Not to be ungrateful, but it made me uncomfortable. It was almost like a country club.
My wife and I are barely on the middle side of middle class. The only reason she received this superb treatment is because her employer offers an outstanding benefit package.
Without her job, we might have wound up at a cheap clinic or over at a public hospital where the closest you get to valet is an ambulance.
Later in the day, after my wife was safely back home and I was watching my youngest son play soccer, I looked out at all the boys and wondered if their families had decent insurance and what kind of treatment they’d receive if a serious ailment arose. What if their parents didn’t have good insurance? What if their parents didn’t make enough money?
Who in good conscience could stand up and say one person or his or her children deserved better medical care than another? Who would do that?
That’s easy.
The good ‘ol U.S. of A..
That’s how our healthcare system is currently run, right now, every day.
Figuratively speaking, if you have money, you stay at the front of the line. If you don’t you languish at the rear, limping forward till it’s your turn.

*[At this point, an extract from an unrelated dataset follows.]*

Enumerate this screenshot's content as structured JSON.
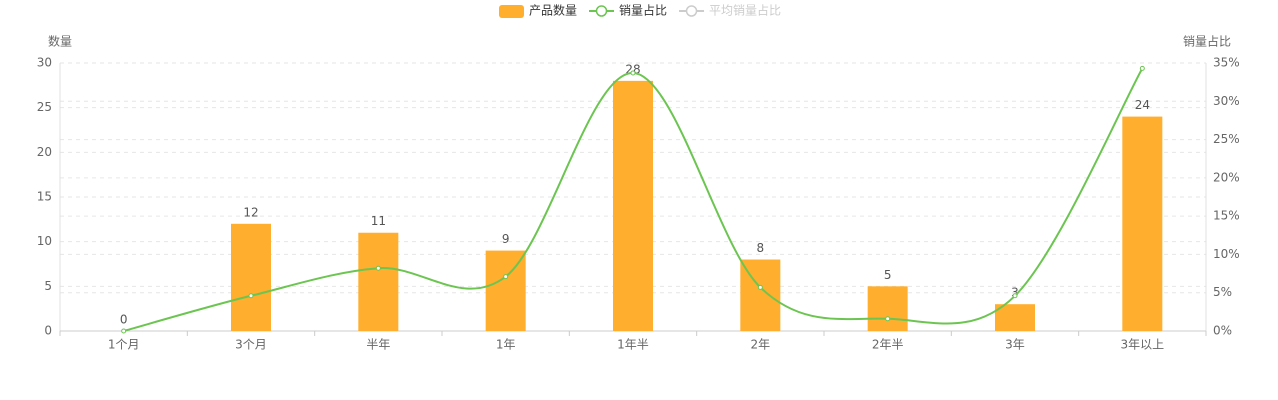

If you have good insurance, you get V.I.P. treatment and valet parking. If you have bad insurance, they get to you as soon as possible, but the cost is often more debilitating than the injury you get treated for. If you have no insurance, they get to you when and if they can. And only after you’ve staggered into the ER from your car.
My grandfather on my mom’s side was involved in one of the forward campaigns of D-Day. He got shot squarely in the upper part of one of his thighs and lay on the battlefield, probably thinking he was going to die. But he didn’t. A German combat medic came to his side and treated his wound. My grandfather didn’t speak German and I don’t know if the German medic spoke English. But I doubt he asked my grandfather if he had money for the procedure or good insurance so the Third Reich could be reimbursed for his life-saving treatment. My grandfather—the enemy—was wounded. And the German medic simply did his job, regardless of uniform, nationality, rank, class, etc.
American combat medics are instructed to do the same. Such treatment is mandated by the Geneva Convention, but apparently it doesn’t apply to American civilians.
Arguably, my grandfather received better and fairer treatment on the battlefield from the enemy than many Americans get from their own healthcare system today. And make no mistake. The medical industry and the insurance companies that discriminately dole out access to its wares too often treat the poor, the disenfranchised and the migratory with less respect than they would afford an enemy.
I don’t blame the doctors or nurses or surgeons. I blame the system. Any system that offers better or worse treatment for my child or any of his soccer teammates or their parents because they have more or less money or better or worse insurance is wrong, unconscionable and evil.
The Declaration of Independence clearly states that we are all endowed with certain unalienable rights, among these “Life, Liberty and the pursuit of Happiness.” The right of “Life” is made alienable by our healthcare system. It’s un-American and it’s unacceptable and the Obama administration is trying to do something about it as you read these words.
So think real hard before you laud the status quo or oppose a major overhaul in the inflated, bankrupting nightmare that serious medical treatment amounts to for millions of people in this country. If you found yourself on the lower rungs of the economic ladder or the uninsured end of our healthcare system, you wouldn’t want to be dying on the health insurance industry’s class battlefield. There might not be any Nazis around to save you.